Yes, NV Energy buys back excess solar power. Under Nevada's net-metering program, surplus electricity your panels send to the grid is credited to your account at 75% of the retail rate for new customers, and that rate is locked for 20 years from your interconnection date. The credit offsets the power you pull from the grid at night, so a well-sized system can zero out most of your annual bill.
How the buyback actually works
NV Energy doesn't cut you a check each month. Instead, every kilowatt-hour you export earns a bill credit valued at 75% of retail. When you draw power from the grid — overnight, on cloudy days, during peak summer evenings — those credits are applied against what you owe. The math nets out month to month:
- Export more than you use in a billing period: the surplus credit rolls forward to future months.

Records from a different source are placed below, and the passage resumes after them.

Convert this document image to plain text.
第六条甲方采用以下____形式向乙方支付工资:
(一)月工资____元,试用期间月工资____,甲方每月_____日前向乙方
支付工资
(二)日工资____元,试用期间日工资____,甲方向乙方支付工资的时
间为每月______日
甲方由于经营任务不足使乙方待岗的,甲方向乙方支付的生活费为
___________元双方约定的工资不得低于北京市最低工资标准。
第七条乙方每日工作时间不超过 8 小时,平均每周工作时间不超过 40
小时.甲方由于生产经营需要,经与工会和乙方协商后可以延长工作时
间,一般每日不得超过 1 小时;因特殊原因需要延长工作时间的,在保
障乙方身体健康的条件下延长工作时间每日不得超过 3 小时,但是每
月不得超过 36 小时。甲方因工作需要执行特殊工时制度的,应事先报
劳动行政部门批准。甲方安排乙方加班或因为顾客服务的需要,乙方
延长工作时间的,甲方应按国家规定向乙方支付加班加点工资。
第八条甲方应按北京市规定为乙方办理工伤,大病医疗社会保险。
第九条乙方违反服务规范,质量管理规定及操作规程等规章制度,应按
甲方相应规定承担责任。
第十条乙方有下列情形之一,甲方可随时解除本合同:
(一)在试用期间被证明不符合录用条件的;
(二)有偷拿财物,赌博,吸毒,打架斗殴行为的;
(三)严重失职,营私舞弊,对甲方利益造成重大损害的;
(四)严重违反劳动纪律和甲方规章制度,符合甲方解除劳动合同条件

- Use more than you export: banked credits are drawn down before you pay cash.
- Basic service charge: a fixed monthly connection fee still applies regardless of net usage.
This is governed by NV Energy Rule 15, the interconnection and net-metering tariff.
Why it's 75% and not 100%
Before 2016, Nevada paid the full retail rate. After the 2015 net-metering controversy and the 2017 AB 405 reset, credits were set on a declining tiered schedule — 95% of retail for the earliest adopters, stepping down to 75% as capacity filled. New Las Vegas customers enroll at the current 75% tier. The credit is still well above the wholesale rate solar customers were briefly cut to in 2016.
The part most people miss: the 20-year lock
The buyback rate is fixed for 20 years at your installation location. Because the credit is pegged to retail rates, the dollar value of your exported power rises automatically every time NV Energy raises rates — and with data centers pushing record demand, residential rates hit 17.45 cents/kWh in early 2026, up 9.5% in a year. Pairing solar with a home battery lets you store rather than export, sidestepping the 25% haircut entirely on the power you self-consume.